The game scheduler is responsible for starting games for both, training and evaluation. The class balances work across GPU actors and streams results to the replay buffer.

API Reference

class unstable.collection.game_scheduler.GameScheduler(vllm_config, tracker, buffer, model_sampler, env_sampler, action_sampler: str = 'default')
Parameters:
  • vllm_config (Mapping[str, Any]) – Configuration passed to each VLLMActor (see section vLLM Configuration below).

  • tracker (ray.actor.ActorHandle) – Actor that provides logging and weights and biases integration.

  • buffer (ray.actor.ActorHandle) – Actor that stores training trajectories and exposes.

  • model_sampler (BaseModelSampler) – Component that provides the models for the next game.

  • env_sampler (BaseEnvSampler) – Component that provides the environment for the next game.

  • action_sampler (str, optional) – Name of the action-sampling strategy to use for evaluation. Default is “default” which samples a single action from the model.

Methods

collect(num_train_workers: int, num_eval_workers: int | None = None)

Schedules training (and optionally evaluation) games until the buffer signals to stop.

Parameters:
  • num_train_workers (int) – Maximum number of concurrent training episodes.

  • num_eval_workers (Optional[int]) – Maximum number of concurrent evaluation episodes.
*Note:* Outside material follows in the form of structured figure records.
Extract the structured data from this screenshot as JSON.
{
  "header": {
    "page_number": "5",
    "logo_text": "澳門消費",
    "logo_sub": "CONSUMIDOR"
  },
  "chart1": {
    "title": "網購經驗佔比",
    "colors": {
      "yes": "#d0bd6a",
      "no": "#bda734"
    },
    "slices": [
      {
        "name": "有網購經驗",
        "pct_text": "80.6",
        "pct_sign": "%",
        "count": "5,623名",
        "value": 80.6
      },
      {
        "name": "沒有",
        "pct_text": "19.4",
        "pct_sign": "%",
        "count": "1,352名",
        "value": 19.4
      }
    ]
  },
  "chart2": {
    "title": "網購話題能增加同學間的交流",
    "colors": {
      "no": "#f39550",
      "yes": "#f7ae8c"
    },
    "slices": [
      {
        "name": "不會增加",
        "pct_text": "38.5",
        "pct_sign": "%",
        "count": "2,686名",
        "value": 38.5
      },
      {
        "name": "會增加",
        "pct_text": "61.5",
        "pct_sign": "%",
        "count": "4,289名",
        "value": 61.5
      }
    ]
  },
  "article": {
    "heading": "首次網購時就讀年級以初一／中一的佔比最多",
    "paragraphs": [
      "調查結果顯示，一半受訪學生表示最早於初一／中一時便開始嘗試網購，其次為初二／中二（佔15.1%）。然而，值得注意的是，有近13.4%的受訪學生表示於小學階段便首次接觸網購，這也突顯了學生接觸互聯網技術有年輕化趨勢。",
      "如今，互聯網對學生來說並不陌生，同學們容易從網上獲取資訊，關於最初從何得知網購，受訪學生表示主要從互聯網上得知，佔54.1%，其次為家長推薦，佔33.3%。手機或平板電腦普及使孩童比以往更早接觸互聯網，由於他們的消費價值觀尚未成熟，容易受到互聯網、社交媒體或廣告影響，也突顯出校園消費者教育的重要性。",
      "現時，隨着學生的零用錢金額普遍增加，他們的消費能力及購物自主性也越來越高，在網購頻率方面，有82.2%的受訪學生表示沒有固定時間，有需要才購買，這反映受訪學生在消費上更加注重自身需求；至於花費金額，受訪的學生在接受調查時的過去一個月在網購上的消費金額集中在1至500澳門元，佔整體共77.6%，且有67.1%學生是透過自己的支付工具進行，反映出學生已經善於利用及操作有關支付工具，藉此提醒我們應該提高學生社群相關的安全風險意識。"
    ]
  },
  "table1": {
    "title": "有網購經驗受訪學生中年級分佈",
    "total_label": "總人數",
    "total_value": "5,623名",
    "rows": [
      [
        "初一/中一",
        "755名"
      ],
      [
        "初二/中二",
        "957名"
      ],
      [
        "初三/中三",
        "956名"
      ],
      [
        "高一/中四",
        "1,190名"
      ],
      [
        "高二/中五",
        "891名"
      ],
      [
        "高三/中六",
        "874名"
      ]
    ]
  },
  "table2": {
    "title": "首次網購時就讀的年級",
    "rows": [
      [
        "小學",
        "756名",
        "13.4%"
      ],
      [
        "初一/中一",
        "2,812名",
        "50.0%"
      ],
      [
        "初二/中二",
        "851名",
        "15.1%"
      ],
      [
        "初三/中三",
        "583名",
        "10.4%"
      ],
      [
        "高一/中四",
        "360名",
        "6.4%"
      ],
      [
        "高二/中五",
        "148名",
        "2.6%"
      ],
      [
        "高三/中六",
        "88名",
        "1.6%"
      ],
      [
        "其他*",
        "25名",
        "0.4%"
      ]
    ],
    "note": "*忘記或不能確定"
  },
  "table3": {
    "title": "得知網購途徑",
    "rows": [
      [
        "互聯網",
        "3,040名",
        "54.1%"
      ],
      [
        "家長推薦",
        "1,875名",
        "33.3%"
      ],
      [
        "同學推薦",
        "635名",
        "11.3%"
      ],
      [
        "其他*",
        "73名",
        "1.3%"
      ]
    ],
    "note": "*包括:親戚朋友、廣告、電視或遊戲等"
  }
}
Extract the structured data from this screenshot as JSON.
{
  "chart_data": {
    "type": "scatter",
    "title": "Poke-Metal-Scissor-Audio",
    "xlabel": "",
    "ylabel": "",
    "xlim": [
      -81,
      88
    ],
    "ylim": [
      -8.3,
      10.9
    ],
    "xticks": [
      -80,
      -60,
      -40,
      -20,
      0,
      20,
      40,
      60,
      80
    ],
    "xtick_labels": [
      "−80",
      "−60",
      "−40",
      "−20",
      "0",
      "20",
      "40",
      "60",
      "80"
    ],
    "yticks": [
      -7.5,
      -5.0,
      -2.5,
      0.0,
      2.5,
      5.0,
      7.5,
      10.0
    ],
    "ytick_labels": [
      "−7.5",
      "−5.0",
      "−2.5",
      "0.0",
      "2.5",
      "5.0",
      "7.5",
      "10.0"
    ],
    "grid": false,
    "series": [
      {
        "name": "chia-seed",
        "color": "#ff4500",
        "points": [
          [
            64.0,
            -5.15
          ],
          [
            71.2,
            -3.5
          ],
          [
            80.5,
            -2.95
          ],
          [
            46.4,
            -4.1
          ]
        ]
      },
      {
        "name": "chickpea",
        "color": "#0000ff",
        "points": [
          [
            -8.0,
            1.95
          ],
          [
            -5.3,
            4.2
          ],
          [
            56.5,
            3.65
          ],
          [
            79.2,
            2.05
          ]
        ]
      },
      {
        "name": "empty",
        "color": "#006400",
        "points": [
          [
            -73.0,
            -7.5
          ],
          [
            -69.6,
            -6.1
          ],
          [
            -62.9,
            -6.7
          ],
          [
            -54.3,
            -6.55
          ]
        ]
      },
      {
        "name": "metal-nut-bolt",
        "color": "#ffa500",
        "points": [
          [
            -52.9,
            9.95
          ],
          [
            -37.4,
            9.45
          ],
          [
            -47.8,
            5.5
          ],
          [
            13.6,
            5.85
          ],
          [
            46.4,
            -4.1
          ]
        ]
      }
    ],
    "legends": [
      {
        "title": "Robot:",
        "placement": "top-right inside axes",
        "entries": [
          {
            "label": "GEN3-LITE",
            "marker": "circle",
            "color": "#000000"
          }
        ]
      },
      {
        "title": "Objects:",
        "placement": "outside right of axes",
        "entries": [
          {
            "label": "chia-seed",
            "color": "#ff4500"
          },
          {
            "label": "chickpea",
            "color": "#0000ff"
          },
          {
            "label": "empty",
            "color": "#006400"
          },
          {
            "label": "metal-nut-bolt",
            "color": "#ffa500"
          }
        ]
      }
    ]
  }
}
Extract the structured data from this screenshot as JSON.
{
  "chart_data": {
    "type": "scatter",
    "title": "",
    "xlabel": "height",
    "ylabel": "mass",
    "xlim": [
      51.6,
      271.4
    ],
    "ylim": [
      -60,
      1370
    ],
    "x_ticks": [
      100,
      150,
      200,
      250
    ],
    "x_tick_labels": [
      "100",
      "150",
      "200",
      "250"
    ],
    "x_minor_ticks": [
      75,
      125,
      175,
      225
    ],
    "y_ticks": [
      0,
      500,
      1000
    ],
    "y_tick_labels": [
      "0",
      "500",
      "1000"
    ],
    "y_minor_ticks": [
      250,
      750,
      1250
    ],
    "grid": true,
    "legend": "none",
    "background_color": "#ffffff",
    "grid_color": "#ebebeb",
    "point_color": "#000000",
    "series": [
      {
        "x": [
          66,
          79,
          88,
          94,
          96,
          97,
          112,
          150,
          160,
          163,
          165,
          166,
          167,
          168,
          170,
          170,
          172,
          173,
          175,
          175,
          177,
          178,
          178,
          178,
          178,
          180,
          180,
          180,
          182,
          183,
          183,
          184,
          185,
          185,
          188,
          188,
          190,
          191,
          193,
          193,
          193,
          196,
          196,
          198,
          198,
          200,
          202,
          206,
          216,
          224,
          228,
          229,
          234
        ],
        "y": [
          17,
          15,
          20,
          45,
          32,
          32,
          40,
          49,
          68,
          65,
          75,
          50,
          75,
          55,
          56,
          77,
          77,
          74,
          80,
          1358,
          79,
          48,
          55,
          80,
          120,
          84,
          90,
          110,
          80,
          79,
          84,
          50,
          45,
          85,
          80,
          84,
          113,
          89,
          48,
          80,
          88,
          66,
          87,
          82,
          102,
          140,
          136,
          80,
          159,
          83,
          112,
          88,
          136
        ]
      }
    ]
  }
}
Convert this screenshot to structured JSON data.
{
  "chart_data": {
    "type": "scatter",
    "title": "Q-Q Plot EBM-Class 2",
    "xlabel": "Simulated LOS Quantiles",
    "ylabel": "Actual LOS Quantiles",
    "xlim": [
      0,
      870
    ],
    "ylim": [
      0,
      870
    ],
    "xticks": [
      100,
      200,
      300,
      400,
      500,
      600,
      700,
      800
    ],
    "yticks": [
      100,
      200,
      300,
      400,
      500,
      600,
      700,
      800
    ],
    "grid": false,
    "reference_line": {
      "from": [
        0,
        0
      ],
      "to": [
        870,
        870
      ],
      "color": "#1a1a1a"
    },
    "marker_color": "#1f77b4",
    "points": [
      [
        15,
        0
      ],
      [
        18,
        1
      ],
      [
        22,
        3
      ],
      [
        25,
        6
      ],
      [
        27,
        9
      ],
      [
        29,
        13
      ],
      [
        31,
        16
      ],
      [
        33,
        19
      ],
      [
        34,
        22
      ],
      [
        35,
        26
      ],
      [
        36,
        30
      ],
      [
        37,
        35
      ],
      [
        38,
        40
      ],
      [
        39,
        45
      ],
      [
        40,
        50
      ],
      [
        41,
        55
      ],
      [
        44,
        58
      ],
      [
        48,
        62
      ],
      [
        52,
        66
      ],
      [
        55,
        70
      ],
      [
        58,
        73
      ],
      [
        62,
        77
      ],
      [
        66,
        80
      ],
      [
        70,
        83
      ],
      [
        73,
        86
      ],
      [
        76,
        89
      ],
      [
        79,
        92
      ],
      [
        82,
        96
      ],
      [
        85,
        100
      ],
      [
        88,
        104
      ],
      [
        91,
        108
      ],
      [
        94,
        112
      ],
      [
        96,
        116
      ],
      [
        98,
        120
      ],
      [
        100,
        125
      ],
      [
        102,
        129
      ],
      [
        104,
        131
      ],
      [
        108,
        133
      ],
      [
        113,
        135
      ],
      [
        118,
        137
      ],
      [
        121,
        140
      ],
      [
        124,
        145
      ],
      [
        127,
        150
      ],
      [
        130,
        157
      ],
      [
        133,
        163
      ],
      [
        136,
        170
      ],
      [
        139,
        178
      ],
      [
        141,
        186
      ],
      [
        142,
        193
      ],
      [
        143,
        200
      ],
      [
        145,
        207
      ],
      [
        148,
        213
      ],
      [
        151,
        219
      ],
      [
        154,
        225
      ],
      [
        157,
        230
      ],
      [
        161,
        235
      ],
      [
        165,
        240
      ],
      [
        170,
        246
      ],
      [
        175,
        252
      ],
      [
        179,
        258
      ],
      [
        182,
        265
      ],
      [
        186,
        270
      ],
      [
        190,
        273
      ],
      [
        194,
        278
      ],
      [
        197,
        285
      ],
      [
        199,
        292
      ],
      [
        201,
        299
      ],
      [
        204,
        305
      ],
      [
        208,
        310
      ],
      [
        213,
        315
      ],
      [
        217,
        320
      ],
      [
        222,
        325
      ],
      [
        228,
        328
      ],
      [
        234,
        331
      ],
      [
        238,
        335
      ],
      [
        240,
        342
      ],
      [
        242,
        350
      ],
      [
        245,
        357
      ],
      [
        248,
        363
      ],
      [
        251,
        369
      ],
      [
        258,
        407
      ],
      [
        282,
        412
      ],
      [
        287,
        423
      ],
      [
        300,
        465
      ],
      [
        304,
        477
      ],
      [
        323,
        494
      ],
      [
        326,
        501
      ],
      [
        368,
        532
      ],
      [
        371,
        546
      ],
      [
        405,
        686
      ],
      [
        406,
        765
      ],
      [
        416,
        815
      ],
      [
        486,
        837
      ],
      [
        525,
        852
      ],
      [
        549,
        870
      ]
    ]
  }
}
If None, no evaluation episodes are scheduled.

vLLM Configuration

model_name

HuggingFace or local model identifier.

temperature

Sampling temperature used during text generation (must be ≥ 0.0).

max_tokens

Maximum number of tokens to generate per sequence.

max_parallel_seq

Maximum number of sequences processed in parallel on a single actor.

max_loras

Maximum number of concurrently loaded LoRA adapters.

max_model_len

Maximum context window length for the underlying model.

lora_config

Optional configuration for LoRA fine-tuning adapters.

lora_rank Rank of the LoRA projection matrices.

lora_alpha Scaling factor for the LoRA updates.

lora_dropout Dropout probability applied to LoRA layers (range 0.0–1.0).

target_modules List of target submodules where LoRA adapters are applied.

Typical target modules include:

  • q_proj

  • k_proj

  • v_proj

  • o_proj

  • gate_proj

  • up_proj

  • down_proj